Corruption Could Keep Investors Away
The Chairman of the Board of Directors of Standard Chartered Bank, Mr Ishmael Yamson, has called for renewed impetus in the fight against corruption as a way of boosting investor confidence.
He said the various allegations of corruption might not be true, but could build up enough negative perception about the canker and scare away investors from the country.
Speaking to the Daily Graphic after a dinner organised by the board of the bank, Mr Yamson said the biggest challenge now was how to dissolve the perception through responsible behaviour.
He said it was wrong for corruption to be limited to monies changing hands, adding that there was also the corrupt mind and corrupt behaviours that could go a long way to disrupt socio-economic development.
“It is wrong for us to limit corruption to only when you pay somebody money for undue favour.
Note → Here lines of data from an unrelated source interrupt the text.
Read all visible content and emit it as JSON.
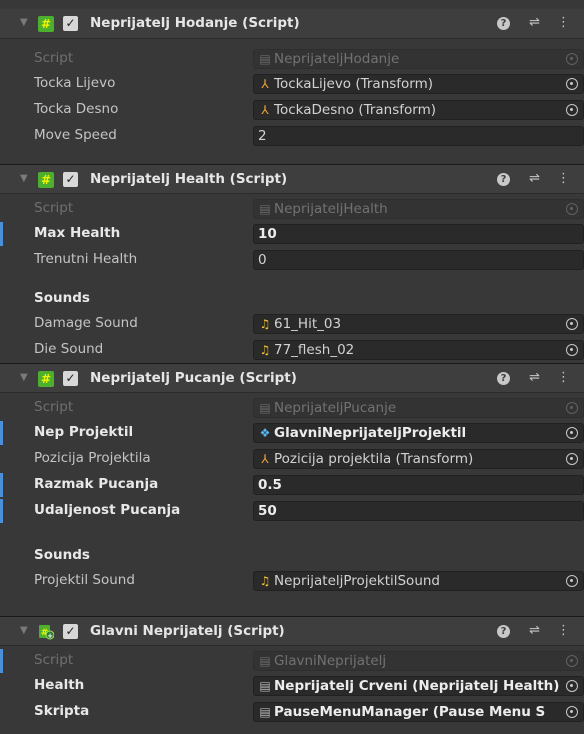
{
  "components": [
    {
      "title": "Neprijatelj Hodanje (Script)",
      "icon": "script-icon",
      "enabled": true,
      "rows": [
        {
          "label": "Script",
          "value": "NeprijateljHodanje",
          "icon": "script",
          "disabled": true
        },
        {
          "label": "Tocka Lijevo",
          "value": "TockaLijevo (Transform)",
          "icon": "transform"
        },
        {
          "label": "Tocka Desno",
          "value": "TockaDesno (Transform)",
          "icon": "transform"
        },
        {
          "label": "Move Speed",
          "value": "2"
        }
      ]
    },
    {
      "title": "Neprijatelj Health (Script)",
      "icon": "script-icon",
      "enabled": true,
      "rows": [
        {
          "label": "Script",
          "value": "NeprijateljHealth",
          "icon": "script",
          "disabled": true
        },
        {
          "label": "Max Health",
          "value": "10",
          "bold": true
        },
        {
          "label": "Trenutni Health",
          "value": "0"
        },
        {
          "section": "Sounds"
        },
        {
          "label": "Damage Sound",
          "value": "61_Hit_03",
          "icon": "audio"
        },
        {
          "label": "Die Sound",
          "value": "77_flesh_02",
          "icon": "audio"
        }
      ]
    },
    {
      "title": "Neprijatelj Pucanje (Script)",
      "icon": "script-icon",
      "enabled": true,
      "rows": [
        {
          "label": "Script",
          "value": "NeprijateljPucanje",
          "icon": "script",
          "disabled": true
        },
        {
          "label": "Nep Projektil",
          "value": "GlavniNeprijateljProjektil",
          "icon": "prefab",
          "bold": true
        },
        {
          "label": "Pozicija Projektila",
          "value": "Pozicija projektila (Transform)",
          "icon": "transform"
        },
        {
          "label": "Razmak Pucanja",
          "value": "0.5",
          "bold": true
        },
        {
          "label": "Udaljenost Pucanja",
          "value": "50",
          "bold": true
        },
        {
          "section": "Sounds"
        },
        {
          "label": "Projektil Sound",
          "value": "NeprijateljProjektilSound",
          "icon": "audio"
        }
      ]
    },
    {
      "title": "Glavni Neprijatelj (Script)",
      "icon": "added-script-icon",
      "enabled": true,
      "rows": [
        {
          "label": "Script",
          "value": "GlavniNeprijatelj",
          "icon": "script",
          "disabled": true
        },
        {
          "label": "Health",
          "value": "Neprijatelj Crveni (Neprijatelj Health)",
          "icon": "script",
          "bold": true
        },
        {
          "label": "Skripta",
          "value": "PauseMenuManager (Pause Menu S",
          "icon": "script",
          "bold": true
        }
      ]
    }
  ]
}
No, if you say things that are untrue, it is corrupt behaviour,” the board chairman stressed.
Mr Yamson said a lot of work should be done to sustain the economic stability, especially at the micro level, since that was the level where most investors had difficulties.
He said in the coming year, efforts should be directed at achieving long term economic stability since that was the main ingredient for transforming the economy from a low income status to a middle income level.
Mr Yamson said the focus should also be at the micro level to eliminate or reduce the frustration investors had to go through to get established.
Such a long term stability, he said, was also important to achieve investor confidence, saying that “if we can not assure investors of long term stability we will not get the desired investments to grow the economy at the pace that will reduce poverty.
He said stability at the macro level was good but was not enough, arguing that you could have a stable macro economy and still not grow well because the micro level could have demotivating factors to scare investors.
“To me two things are very important: to ensure growth at the higher level which means more investments and continuous stability, and secondly to pay more attention to micro level stability to avert the frustrations,” he stated.
On the operations of the bank, Mr Yamson said Stanchart was issuing preference shares of approximately $10 million which will provide the bank with strong capacity to scale up trading and deliver on a cross-section of new propositions in the coming year.
“The capital base of every business is dependent on the kind of deal one could undertake,” he stated, adding that the additional funding was also to meet new statutory and regulatory capitalisation requirements.
He said the bank needed more understanding of the small and medium scale enterprises sector so as to help them better.
“Seeing the direction our market is going, this is one imperative we cannot afford to allow to fail. Next year will be a major test for us, to ensure that we deliver on our ambition with respect to this,” Mr Yamson stated.
He said next year, Stanchart would deliver on the strategic imperatives the bank had set for itself to remain the leading innovator in the banking industry in the country.
Stanchart's Chief Executive Officer of the bank in charge of West and Central Africa, Mr Ebenezer Essoka, said the bank would do everything possible to support the economy to grow.
He said the focus would be on the most productive sectors of the economy, such as agriculture, general infrastructure, telecommunications and roads.
Mr Essoka said those were the things that made the difference and positioned the country as an attractive place for investment.
“We will work in partnership with the government to ensure that the country's objectives were achieved,” Mr Essoka assured.